21-Mereka Yang Tidak Berbicara

38 7 0
                                    

———

Irianna tidak begitu ingat tentang apa yang terjadi setelah kenekatannya untuk memancing kemarahan dua troll sekaligus. Kesadarannya baru kembali saat ia merasakan bau menyengat rempah-rempah dari lubang hidungnya, membuatnya terkejut. Ia terbangun kemudian terbatuk-batuk, paru-parunya terasa perih karena bebauan tajam itu.

"Baguslah kau sudah sadar."

Oh, Irianna mengenal dengan jelas pemilik suara congkak itu. Kepalanya terangkat, mendapati sosok Draco duduk di hadapannya sambil menggenggam beberapa kuntum bunga kekuningan. Irianna merengut, "bungamu membuat paru-paruku sakit," adalah kalimat pertama yang ia lontarkan pada anak itu.

"Cih, memang itu tujuannya, dasar bodoh." Draco mendelik. Ia beranjak ke kuali Professor Snape yang menyala, mengecilkan api tungkunya kemudian memberikan beberapa kali adukan pada kuali itu.

"Di mana Professor Snape? Apa dia baik-baik saja?" Dengan perlahan Irianna bangkit dan duduk menatap Draco.

"Dia pergi membantu guru lain mengusir troll. Professor Snape mengunci ruangan ini, dia meminta kita untuk tinggal sampai dia kembali."

"L-lalu kakinya bagaimana?"

"Ada stok Calming Draught sebagai penahan sakit. Professor bilang dia akan ke Hospital Wing jika keadaan sudah kondusif, Madam Pomfrey pasti bisa membantunya mengobati luka itu...." ucapnya sambil menuangkan beberapa helai daun kering ke dalam kuali ramuan, asap hijau mengepul selama beberapa detik, Draco mengibaskannya sambil terbatuk-batuk.

"Bagaimana denganmu? Apa kau baik-baik saja? Troll-troll itu tidak melukaimu kan?" Irianna mengamati Draco, mencari jika saja ada luka ataupun goresan setelah perkelahian mereka dengan troll.

Draco berdecak, "Baik? Enak sekali kau menanyakannya kepadaku. Asal kau tahu saja punggungku sakit karena harus membopongmu sejauh itu, tahu. Baru kali ini aku bertemu dengan orang yang sama sekali tidak punya rencana matang atas tindakannya. Apa kau sadar apa yang sudah kau lakukan, huh? Kau jadi tidak sadarkan diri sepanjang jalan, tindakanmu yang tanpa pikir panjang itu bisa saja membuat kita berada dalam masalah yang lebih besar," cecarnya jengkel.

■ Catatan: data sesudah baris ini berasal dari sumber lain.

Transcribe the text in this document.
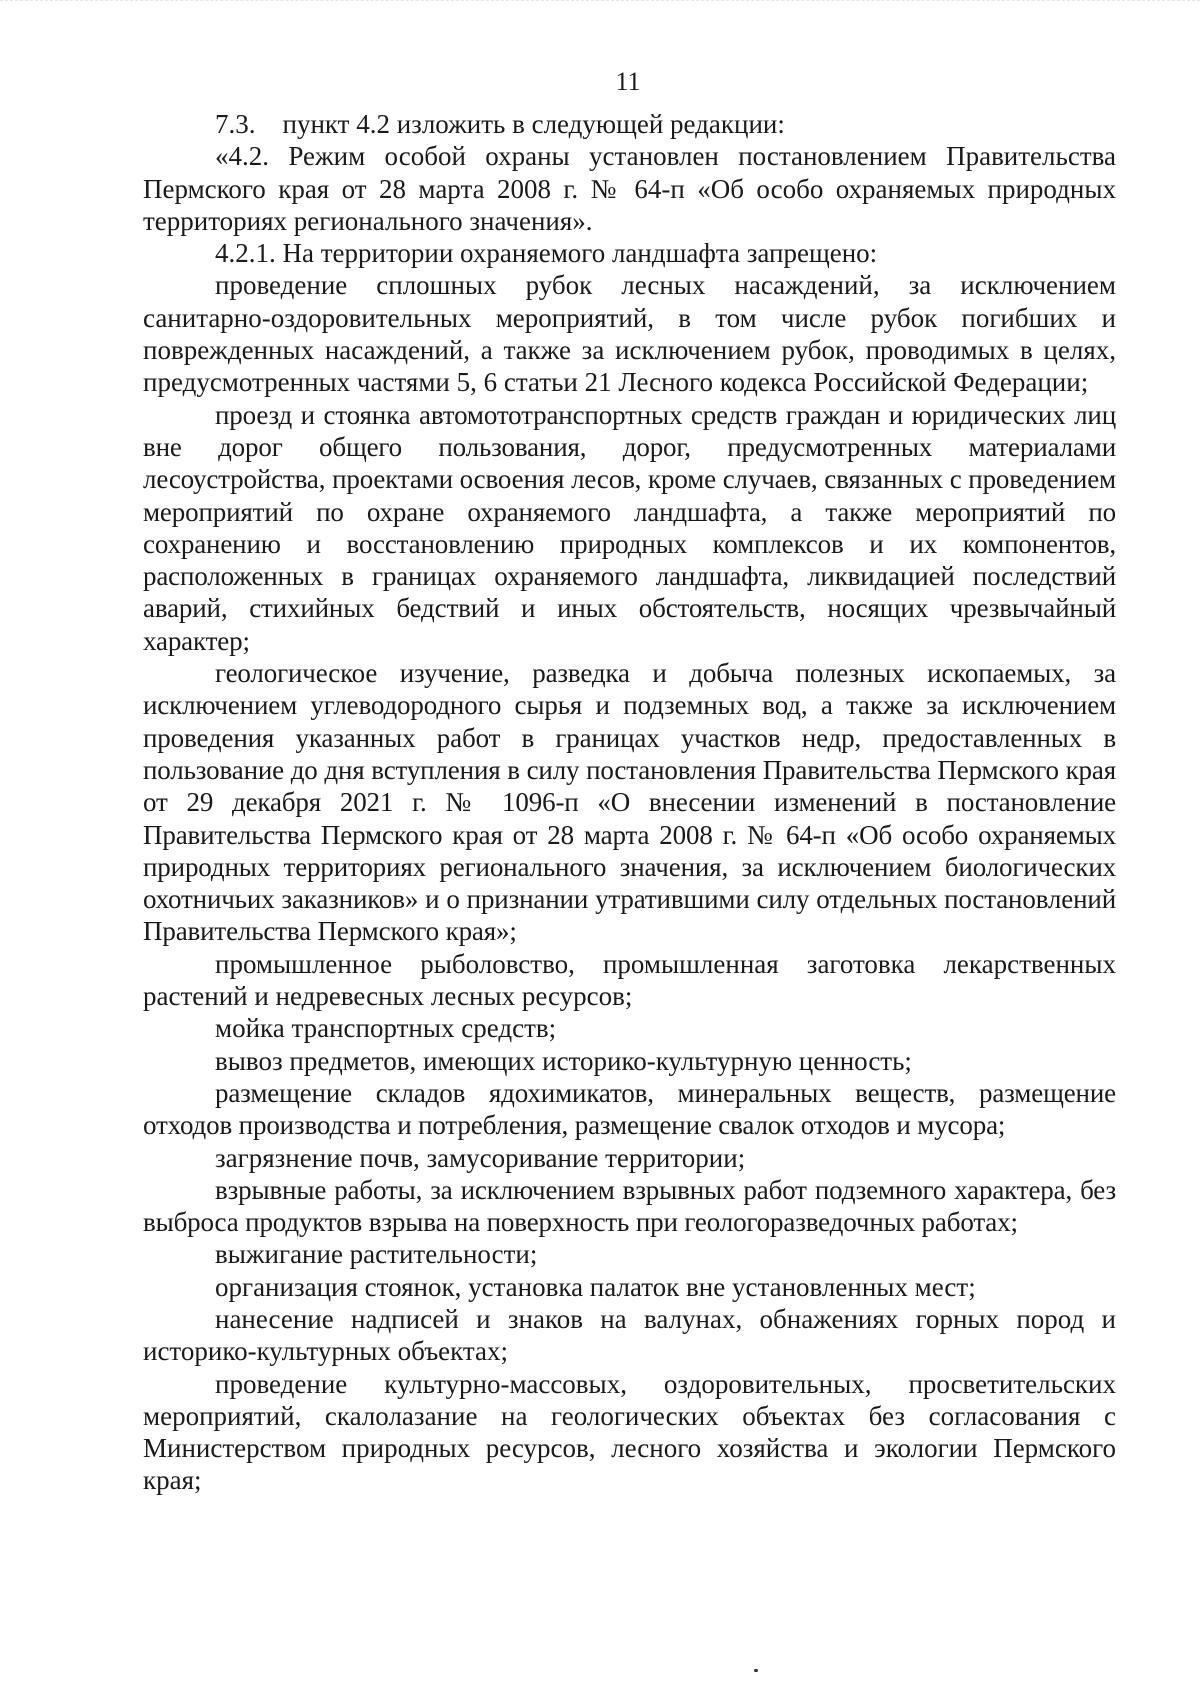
11

7.3. пункт 4.2 изложить в следующей редакции:

«4.2. Режим особой охраны установлен постановлением Правительства Пермского края от 28 марта 2008 г. № 64-п «Об особо охраняемых природных территориях регионального значения».

4.2.1. На территории охраняемого ландшафта запрещено:

проведение сплошных рубок лесных насаждений, за исключением санитарно-оздоровительных мероприятий, в том числе рубок погибших и поврежденных насаждений, а также за исключением рубок, проводимых в целях, предусмотренных частями 5, 6 статьи 21 Лесного кодекса Российской Федерации;

проезд и стоянка автомототранспортных средств граждан и юридических лиц вне дорог общего пользования, дорог, предусмотренных материалами лесоустройства, проектами освоения лесов, кроме случаев, связанных с проведением мероприятий по охране охраняемого ландшафта, а также мероприятий по сохранению и восстановлению природных комплексов и их компонентов, расположенных в границах охраняемого ландшафта, ликвидацией последствий аварий, стихийных бедствий и иных обстоятельств, носящих чрезвычайный характер;

геологическое изучение, разведка и добыча полезных ископаемых, за исключением углеводородного сырья и подземных вод, а также за исключением проведения указанных работ в границах участков недр, предоставленных в пользование до дня вступления в силу постановления Правительства Пермского края от 29 декабря 2021 г. № 1096-п «О внесении изменений в постановление Правительства Пермского края от 28 марта 2008 г. № 64-п «Об особо охраняемых природных территориях регионального значения, за исключением биологических охотничьих заказников» и о признании утратившими силу отдельных постановлений Правительства Пермского края»;

промышленное рыболовство, промышленная заготовка лекарственных растений и недревесных лесных ресурсов;

мойка транспортных средств;

вывоз предметов, имеющих историко-культурную ценность;

размещение складов ядохимикатов, минеральных веществ, размещение отходов производства и потребления, размещение свалок отходов и мусора;

загрязнение почв, замусоривание территории;

взрывные работы, за исключением взрывных работ подземного характера, без выброса продуктов взрыва на поверхность при геологоразведочных работах;

выжигание растительности;

организация стоянок, установка палаток вне установленных мест;

нанесение надписей и знаков на валунах, обнажениях горных пород и историко-культурных объектах;

проведение культурно-массовых, оздоровительных, просветительских мероприятий, скалолазание на геологических объектах без согласования с Министерством природных ресурсов, лесного хозяйства и экологии Пермского края;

"Yah, kau benar. Maaf sudah merepotkanmu," Irianna meringis tapi pada akhirnya tetap tak bisa menahan diri menampilkan seringaian bangga, "....tapi setidaknya rencanaku berhasil kan? Lagipula, Calista pernah bilang padaku jika kau pintar dengan mantra, jadi aku percaya saja pada kemampuanmu itu."

"Semudah itu? Kau mempercayakan hidup dan matimu pada orang, semudah itu?" Draco mengangkat alisnya, heran. "Kupikir kau cukup berpengalaman untuk tahu bahwa kita bukanlah teman ataupun rekan," decaknya.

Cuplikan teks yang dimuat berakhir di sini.